Interesting problem again. You're making headway through Aquinas! Even in Mediaeval Latin, the commonest words for a despot were ''tyrannus'' for a despot or ''dominatio, -ionis'' or ''tyrannis, -idis'' for the abstract noun (despotism).
One of the problems I often find with Aquinas' scholastic Latin is that it can significantly depart from the vocabulary of Classical Latin because of the demands of its use as a vehicle for largely new concepts that the original language did not possess.
There is a vademecum based on the dictionary of Saxo Grammaticus that was updated to 1997 and is available online, if you don't already know of it: http://www.rostra.dk/latin/
Sadly, I don't know of the word ''dispoticus'' either and I have checked my complete Lewis and Short and the Oxford Dictionary of Mediaeval Latin as well!

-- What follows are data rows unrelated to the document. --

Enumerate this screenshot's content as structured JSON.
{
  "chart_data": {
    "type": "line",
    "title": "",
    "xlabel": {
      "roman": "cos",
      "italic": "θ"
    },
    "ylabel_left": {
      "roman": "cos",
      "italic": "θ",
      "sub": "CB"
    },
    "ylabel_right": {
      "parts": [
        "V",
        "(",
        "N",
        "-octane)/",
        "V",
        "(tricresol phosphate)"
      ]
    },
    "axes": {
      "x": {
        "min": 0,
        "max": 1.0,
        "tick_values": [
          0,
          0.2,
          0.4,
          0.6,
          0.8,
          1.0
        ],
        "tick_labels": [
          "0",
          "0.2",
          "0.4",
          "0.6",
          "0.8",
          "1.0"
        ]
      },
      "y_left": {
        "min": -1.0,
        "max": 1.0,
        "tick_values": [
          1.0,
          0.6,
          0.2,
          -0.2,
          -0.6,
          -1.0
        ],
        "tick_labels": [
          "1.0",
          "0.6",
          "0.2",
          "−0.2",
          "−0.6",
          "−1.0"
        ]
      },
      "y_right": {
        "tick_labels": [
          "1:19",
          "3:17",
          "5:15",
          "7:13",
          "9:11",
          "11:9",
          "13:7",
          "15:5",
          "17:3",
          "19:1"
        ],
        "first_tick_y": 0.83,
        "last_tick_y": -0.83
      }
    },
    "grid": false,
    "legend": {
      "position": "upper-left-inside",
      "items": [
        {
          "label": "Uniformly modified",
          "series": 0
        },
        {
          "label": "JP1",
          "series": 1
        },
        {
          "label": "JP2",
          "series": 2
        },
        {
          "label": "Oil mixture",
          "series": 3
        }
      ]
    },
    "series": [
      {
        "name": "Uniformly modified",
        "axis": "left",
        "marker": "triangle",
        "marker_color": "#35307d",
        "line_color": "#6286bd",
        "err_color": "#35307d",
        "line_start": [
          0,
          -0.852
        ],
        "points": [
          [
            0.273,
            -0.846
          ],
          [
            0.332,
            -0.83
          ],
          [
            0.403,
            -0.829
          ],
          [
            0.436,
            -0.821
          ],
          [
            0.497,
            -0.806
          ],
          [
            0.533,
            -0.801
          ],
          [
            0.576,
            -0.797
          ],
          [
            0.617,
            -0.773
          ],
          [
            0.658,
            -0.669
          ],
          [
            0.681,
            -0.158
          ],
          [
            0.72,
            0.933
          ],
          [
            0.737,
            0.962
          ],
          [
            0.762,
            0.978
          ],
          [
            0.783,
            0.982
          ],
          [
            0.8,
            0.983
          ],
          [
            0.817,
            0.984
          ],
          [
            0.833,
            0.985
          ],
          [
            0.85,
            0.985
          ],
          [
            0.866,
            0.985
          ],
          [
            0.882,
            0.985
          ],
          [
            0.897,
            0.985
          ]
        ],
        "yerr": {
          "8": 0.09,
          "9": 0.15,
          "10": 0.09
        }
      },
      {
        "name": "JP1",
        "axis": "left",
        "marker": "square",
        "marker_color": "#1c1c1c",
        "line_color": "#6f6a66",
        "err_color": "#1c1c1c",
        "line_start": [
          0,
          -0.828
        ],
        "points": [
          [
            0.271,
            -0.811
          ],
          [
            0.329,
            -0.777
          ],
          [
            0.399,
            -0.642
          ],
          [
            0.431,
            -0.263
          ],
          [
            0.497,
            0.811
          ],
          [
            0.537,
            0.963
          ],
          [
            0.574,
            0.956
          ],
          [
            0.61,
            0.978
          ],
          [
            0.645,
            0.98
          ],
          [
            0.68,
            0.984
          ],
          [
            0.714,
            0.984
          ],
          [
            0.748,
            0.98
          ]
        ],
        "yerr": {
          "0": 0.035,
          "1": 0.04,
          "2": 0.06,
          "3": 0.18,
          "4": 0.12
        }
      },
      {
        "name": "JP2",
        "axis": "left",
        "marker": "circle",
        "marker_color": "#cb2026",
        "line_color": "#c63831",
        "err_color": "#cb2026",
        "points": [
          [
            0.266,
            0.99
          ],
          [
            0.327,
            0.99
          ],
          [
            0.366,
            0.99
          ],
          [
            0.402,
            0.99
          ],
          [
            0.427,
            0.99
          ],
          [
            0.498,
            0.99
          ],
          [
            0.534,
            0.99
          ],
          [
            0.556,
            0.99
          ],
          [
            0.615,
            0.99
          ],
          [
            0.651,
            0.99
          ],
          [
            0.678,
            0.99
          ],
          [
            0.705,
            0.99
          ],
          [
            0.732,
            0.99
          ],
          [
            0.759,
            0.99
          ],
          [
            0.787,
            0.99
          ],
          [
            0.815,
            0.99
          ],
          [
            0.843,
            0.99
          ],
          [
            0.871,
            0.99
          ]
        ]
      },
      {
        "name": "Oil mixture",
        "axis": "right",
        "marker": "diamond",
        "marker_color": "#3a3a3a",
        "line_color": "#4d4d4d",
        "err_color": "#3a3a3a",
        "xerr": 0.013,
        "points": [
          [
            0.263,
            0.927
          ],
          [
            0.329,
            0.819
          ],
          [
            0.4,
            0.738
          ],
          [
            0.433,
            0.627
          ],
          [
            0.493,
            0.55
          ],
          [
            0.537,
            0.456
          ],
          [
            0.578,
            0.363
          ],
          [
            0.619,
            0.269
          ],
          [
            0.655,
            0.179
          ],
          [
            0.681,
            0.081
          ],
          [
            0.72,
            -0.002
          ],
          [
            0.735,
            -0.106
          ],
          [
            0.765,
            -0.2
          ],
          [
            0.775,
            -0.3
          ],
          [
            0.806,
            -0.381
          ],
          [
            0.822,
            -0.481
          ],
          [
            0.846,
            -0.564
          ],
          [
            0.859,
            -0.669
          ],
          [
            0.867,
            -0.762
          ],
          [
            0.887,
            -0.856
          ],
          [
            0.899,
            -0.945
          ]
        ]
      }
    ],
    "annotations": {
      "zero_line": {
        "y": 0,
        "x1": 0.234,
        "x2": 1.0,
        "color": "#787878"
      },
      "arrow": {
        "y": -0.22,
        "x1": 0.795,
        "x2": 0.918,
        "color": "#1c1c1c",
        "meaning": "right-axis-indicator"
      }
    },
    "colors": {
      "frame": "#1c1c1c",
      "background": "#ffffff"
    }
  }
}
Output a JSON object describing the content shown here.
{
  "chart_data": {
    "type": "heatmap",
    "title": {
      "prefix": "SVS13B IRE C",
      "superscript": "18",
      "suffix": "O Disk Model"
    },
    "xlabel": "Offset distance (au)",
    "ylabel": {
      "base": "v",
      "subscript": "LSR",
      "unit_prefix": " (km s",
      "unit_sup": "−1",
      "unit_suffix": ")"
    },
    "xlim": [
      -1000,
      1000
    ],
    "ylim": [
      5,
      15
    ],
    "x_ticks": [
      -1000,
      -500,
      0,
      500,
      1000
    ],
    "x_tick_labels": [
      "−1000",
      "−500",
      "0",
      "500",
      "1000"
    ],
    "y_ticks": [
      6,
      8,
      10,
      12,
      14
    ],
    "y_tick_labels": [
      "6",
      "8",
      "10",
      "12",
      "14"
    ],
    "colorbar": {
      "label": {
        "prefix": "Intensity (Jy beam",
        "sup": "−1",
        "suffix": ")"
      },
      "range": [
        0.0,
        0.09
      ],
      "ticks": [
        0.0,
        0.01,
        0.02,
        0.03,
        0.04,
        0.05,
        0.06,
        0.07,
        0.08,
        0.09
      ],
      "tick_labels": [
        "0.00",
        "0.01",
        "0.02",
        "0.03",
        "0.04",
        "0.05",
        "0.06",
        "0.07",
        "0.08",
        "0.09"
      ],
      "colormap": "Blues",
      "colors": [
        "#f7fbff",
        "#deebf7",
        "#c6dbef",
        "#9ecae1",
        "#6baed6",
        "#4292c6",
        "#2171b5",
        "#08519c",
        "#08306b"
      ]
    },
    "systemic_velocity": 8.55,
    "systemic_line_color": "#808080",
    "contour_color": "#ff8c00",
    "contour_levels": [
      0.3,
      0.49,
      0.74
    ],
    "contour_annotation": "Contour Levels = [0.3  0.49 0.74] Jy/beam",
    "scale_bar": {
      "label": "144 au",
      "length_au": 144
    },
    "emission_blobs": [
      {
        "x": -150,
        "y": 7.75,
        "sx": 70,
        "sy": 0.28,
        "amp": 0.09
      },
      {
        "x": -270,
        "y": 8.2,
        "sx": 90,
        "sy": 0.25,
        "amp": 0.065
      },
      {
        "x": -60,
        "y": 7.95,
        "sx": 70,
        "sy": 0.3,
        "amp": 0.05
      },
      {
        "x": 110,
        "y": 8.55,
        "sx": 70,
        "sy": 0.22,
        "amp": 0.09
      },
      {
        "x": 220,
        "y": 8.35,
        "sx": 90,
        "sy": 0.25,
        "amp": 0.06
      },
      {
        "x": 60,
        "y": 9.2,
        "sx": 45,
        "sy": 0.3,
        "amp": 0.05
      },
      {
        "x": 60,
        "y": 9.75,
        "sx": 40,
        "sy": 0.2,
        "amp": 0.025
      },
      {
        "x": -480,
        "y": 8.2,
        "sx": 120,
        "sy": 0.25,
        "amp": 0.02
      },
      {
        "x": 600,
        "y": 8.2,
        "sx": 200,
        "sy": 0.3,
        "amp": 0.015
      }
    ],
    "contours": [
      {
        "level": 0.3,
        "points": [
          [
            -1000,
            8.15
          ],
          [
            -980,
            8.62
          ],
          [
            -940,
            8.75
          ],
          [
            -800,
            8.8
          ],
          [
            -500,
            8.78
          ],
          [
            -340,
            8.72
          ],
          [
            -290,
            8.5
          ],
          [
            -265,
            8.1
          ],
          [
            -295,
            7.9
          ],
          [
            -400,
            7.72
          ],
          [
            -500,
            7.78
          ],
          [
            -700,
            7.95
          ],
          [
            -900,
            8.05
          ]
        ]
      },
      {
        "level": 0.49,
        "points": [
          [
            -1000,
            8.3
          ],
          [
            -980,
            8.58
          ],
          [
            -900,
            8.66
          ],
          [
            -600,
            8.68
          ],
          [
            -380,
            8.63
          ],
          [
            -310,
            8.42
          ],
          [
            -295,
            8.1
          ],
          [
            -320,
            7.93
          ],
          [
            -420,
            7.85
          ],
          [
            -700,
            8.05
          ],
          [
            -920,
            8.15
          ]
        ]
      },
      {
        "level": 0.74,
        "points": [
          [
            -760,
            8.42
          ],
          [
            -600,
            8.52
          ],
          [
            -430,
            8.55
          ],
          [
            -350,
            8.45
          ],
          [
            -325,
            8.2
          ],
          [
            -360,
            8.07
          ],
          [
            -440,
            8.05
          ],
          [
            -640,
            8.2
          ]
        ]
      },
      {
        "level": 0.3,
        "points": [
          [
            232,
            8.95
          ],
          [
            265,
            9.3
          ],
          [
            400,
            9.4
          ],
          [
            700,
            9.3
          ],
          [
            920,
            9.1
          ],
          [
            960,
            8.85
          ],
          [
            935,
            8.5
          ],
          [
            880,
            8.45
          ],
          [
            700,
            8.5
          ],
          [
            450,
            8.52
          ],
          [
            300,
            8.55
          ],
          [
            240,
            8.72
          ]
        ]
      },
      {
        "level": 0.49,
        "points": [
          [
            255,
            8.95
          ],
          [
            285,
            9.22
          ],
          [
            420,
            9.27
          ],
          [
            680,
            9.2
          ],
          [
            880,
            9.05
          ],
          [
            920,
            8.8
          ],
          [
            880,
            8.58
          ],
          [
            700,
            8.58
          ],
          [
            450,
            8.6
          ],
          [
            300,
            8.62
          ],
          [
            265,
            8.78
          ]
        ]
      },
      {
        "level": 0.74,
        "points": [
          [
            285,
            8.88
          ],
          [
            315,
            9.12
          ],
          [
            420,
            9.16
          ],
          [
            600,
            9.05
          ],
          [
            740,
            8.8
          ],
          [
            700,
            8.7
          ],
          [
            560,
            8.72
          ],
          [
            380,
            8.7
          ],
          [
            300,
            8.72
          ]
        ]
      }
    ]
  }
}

I would certainly support your interpretation of the word as being ''despot'', which has a more perjorative meaning than ''regale'', which would convey the notion of appropriate rule and majesty. In Aquinas' thinking, a despot would be an illegitimate ruler, while one that was ''regale'' would be seen as having the qualities of legitimate and ordained rule. I think it's the connotative meanings of these two words that make the difference rather than their purely denotative meanings.
If you look at the link in this passage between ''anima'' and ''dispoticus'' versus ''regale'', Aquinas' fundamental point is that the body is at the complete and utter control of the soul: it has no choice but to obey whatever commands it makes. (Remember that ''anima'' can also mean the mind.) In other words, in this instance his argument by analogy is that the soul/mind has the same kind of total control over the body that a despot has over his people. It is not kingly because even a subject has the right to refuse a knowingly wrong command issued by a monarch and a monarch cannot (theologically at least) enforce obedience when it will place his subjects in peril of sin. It's a complicated analogical argument that is shaded by all sorts of theological arguments about the legitimacy of rule that Aquinas' contemporaries would have implicitly understood, which is why it doesn't make immediate sense to a contemporary reader.
I hope this helps and sorry it's so long winded!